Но тут вернулись арендаторы. У него словно гора с плеч свалилась, и он радостно закричал:

— Ван Синь-тянь!

Но тот, как бы не замечая его, прошел мимо, швырнул документы на стол и громко заявил:

— Мы не нуждаемся в твоих пожертвованиях. Мы требуем обратно свое собственное! — и посмотрел на Го Фугуя, как бы говоря: теперь все в наших руках!

Го Фу-гуй выпрямился.

— Слушай, ты, Цзян, — начал он сурово. — Не будем вспоминать далекое прошлое. Начнем с того времени, как пришли японцы. Когда в нашем районе появились партизаны, арендная плата была снижена, а мы продолжали платить тебе, сколько твоей душе было угодно. И за каждый дань переплачивали вдвое. А еще повинности, да в хозяйстве у тебя работали. За десять лет процент на процент, как ты говоришь, сколько ты нам задолжал? А заработная плата? Ты вечно командовал: сделай то, сделай другое. Прикинь и за это!

— Что же, Цзян, мы на тебя даром работали эти годы? — поддержали оратора из задних рядов.

Тем временем во двор помещика сбежались другие крестьяне: в деревне стало известно, что Цзяну предъявляют счет. Они заглядывали в окна и, видя, что Цзян упирается, кричали, чтобы подбодрить арендаторов:

— Ах, сукин сын, когда ты был старостой, ты обирал нас, как хотел; использовал наши руки, как хотел; посылал нас на каторжные работы в Таншань и Техуншань. Сколько там погибло наших? За них ты заплатишь своей жизнью!
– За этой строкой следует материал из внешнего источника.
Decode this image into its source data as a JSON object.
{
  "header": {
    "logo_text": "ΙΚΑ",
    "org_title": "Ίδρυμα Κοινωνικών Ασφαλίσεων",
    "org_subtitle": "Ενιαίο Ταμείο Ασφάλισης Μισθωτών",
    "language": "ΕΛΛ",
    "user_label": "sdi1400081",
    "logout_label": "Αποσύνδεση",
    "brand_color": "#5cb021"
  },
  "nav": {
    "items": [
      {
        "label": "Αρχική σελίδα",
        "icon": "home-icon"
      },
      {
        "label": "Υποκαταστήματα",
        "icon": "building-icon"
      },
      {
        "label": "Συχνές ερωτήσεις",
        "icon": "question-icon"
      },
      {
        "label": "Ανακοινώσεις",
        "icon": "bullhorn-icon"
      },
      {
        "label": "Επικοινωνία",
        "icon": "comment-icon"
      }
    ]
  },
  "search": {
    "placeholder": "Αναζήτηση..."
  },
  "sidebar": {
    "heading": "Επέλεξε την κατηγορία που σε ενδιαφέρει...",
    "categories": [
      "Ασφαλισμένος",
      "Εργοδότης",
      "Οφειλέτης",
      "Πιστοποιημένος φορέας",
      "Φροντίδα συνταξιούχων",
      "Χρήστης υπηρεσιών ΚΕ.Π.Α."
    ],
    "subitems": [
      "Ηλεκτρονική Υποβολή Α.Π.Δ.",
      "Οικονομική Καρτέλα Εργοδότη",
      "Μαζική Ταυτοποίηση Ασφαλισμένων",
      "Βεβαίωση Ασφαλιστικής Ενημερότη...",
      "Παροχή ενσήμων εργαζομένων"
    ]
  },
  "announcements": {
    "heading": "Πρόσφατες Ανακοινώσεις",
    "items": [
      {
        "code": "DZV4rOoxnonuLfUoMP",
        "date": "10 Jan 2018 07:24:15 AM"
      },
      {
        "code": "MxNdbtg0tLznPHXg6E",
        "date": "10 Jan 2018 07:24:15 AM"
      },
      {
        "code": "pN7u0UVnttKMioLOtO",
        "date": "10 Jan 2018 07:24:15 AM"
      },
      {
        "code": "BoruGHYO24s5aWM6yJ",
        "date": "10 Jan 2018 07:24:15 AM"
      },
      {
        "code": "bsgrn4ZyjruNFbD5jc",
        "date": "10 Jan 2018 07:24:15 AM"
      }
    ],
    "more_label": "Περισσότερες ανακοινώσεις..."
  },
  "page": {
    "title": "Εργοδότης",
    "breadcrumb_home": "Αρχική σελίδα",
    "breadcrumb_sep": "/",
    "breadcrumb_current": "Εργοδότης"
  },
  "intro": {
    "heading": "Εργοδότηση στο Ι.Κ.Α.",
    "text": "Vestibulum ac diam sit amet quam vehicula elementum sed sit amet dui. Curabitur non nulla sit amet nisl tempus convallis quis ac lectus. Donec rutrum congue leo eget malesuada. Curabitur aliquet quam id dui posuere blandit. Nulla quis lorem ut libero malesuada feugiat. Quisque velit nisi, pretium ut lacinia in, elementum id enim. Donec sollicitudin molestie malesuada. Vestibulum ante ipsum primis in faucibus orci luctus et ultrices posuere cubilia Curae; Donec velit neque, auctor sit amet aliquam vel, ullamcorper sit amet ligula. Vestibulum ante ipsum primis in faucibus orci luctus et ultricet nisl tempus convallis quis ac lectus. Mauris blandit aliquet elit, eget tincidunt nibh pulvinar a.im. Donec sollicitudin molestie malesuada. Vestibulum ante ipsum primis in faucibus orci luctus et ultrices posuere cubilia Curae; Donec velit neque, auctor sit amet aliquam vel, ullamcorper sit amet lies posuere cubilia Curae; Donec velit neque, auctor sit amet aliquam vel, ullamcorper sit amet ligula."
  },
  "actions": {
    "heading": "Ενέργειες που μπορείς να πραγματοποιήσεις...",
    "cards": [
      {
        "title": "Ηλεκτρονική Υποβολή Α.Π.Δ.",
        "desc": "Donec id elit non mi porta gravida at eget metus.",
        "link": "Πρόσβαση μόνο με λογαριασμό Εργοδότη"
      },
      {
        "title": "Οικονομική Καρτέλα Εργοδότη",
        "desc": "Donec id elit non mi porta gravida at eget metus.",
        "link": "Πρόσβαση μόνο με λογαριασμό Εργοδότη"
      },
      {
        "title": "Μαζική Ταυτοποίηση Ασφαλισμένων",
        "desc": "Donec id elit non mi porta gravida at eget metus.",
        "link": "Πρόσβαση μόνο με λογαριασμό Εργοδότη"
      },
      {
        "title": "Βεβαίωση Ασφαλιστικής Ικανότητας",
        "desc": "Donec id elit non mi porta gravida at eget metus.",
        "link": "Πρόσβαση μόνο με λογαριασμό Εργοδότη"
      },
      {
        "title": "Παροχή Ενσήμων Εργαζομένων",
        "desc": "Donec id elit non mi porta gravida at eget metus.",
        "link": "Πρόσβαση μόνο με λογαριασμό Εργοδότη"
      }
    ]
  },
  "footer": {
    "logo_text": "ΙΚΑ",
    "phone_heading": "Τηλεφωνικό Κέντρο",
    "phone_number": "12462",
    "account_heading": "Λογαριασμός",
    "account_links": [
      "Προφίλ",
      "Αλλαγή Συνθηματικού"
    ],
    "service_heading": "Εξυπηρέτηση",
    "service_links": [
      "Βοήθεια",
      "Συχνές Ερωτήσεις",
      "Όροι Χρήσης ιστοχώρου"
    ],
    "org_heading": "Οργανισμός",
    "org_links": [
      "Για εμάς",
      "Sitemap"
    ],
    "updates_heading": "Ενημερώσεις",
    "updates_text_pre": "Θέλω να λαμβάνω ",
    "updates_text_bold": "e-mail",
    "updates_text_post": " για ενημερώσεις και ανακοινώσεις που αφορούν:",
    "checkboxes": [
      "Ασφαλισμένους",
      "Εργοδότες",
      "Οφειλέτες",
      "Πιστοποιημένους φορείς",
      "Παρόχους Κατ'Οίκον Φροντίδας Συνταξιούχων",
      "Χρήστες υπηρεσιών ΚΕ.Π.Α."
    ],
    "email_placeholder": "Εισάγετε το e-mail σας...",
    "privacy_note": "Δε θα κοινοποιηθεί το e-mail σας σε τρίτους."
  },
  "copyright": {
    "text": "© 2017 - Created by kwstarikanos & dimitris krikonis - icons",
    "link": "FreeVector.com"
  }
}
Поддержка односельчан придала арендаторам смелости, и даже старики, словно вторя монаху, читающему сутру[43], присоединились к общему хору.

Один из них набросился на Цзяна:

— А помнишь, в позапрошлом году, под Новый год, ты пришел ко мне с полицейским и унес все горшки, потому что я задолжал тебе за аренду? Разве я преступник? В Новый год у нас даже жидкой каши не в чем было сварить. И стар и мал — все глаза выплакали.

Со двора неслись угрозы:

— Забить его до смерти! Мерзавец! Расстрелять!

Рваная Туфля со страху убежала в другую комнату.

Несмотря на всю свою злобу, Цзян Ши-жун не посмел дать отпор. В уме замелькали мысли:

«Ну и негодяи! Видно, пришел мне конец. А может быть, как говорится, «лихой молодец из беды вывернется?» — Но он уже не смел надеяться: «Мало ли было примеров? Что сделали с Чэнь У?»

Он побежал в соседнюю комнату, принес еще один пакет в красной обертке, поклонился арендаторам до земли и, точно на похоронах, стал причитать:

— Добрые отцы и деды! Я, Цзян Ши-жун, прошу прощенья у всех односельчан и у каждого в отдельности. Прошу помиловать меня. Каюсь, я много задолжал вам всем. Теперь мне нечем расплатиться с вами. Только и могу, что вернуть землю. Вот все документы — еще на сто двадцать семь му. Прошу вас, помилуйте меня! Я обещаю впредь подчиняться Крестьянскому союзу. — Он снова низко поклонился арендаторам.

Не зная, что делать дальше, арендаторы взяли документы и собрались уходить.

— Мы все подсчитаем, — сказали они на прощанье, — лишнее вернем, а если не хватит, придется тебе доплатить.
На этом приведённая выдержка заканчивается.